Understanding the effects of gender-specific emotional responses on information sharing behaviors are of great importance for swift, clear, and accurate public health crisis communication, but remains underexplored. This study fills this gap by investigating gender-specific anxiety- and anger-related emotional responses and their effects on the virality of crisis information by creatively drawing on social role theory, integrated crisis communication modeling, and text mining. The theoretical model is tested using two datasets (Changsheng vaccine crisis with 2,423,074 textual data and COVID-19 pandemic with 893,930 textual data) collected from Weibo, a leading social media platform in China. Females express significantly high anxiety and anger levels (p value<0.001) during the Changsheng fake vaccine crisis, while express significantly higher levels of anxiety during COVID-19 than males (p value<0.001), but not anger (p value=0.13). Regression analysis suggests that the virality of crisis information is significantly strengthened when the level of anger in posts of males is high or the level of anxiety in posts of females is high for both crises.
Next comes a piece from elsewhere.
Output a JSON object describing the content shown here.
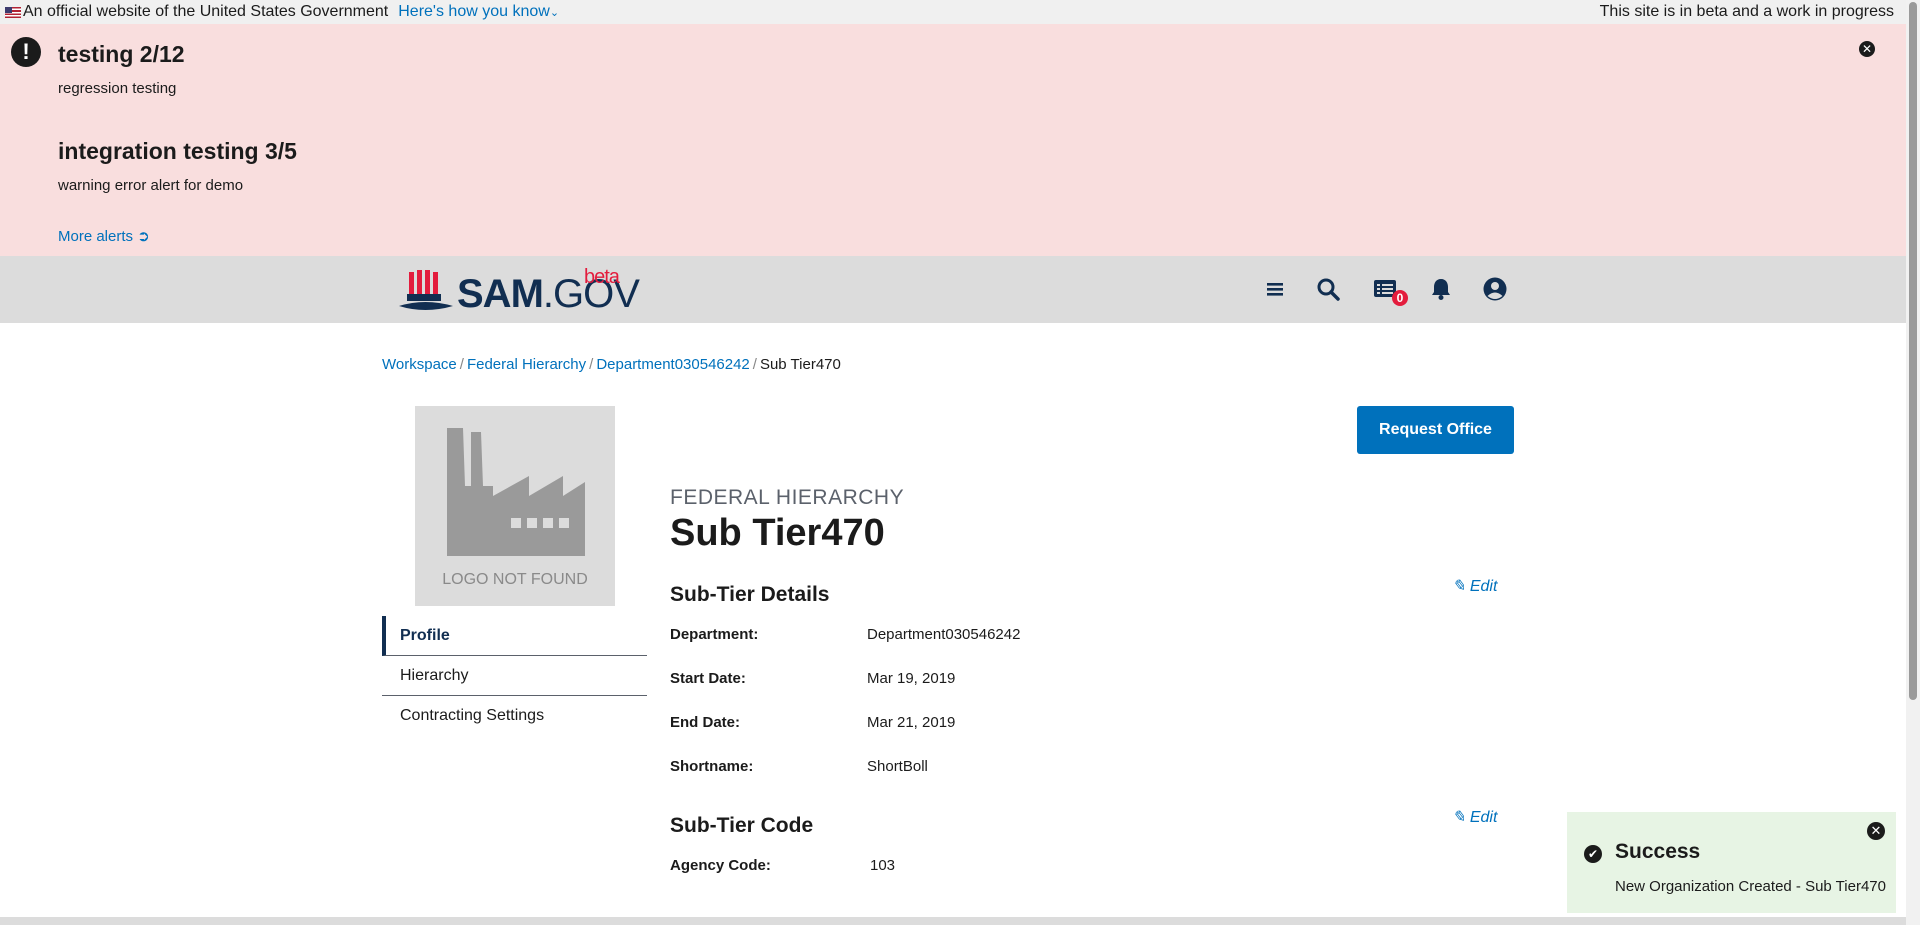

However, such gender-specific virality differences of anger/anxiety expressions are violated once females have large numbers of followers (influencers). Furthermore, the gender-specific emotional effects on crisis information are more significantly enhanced for male influencers than female influencers. This study contributes to the literature on gender-specific emotional characteristics of crisis communication on social media and provides implications for practice.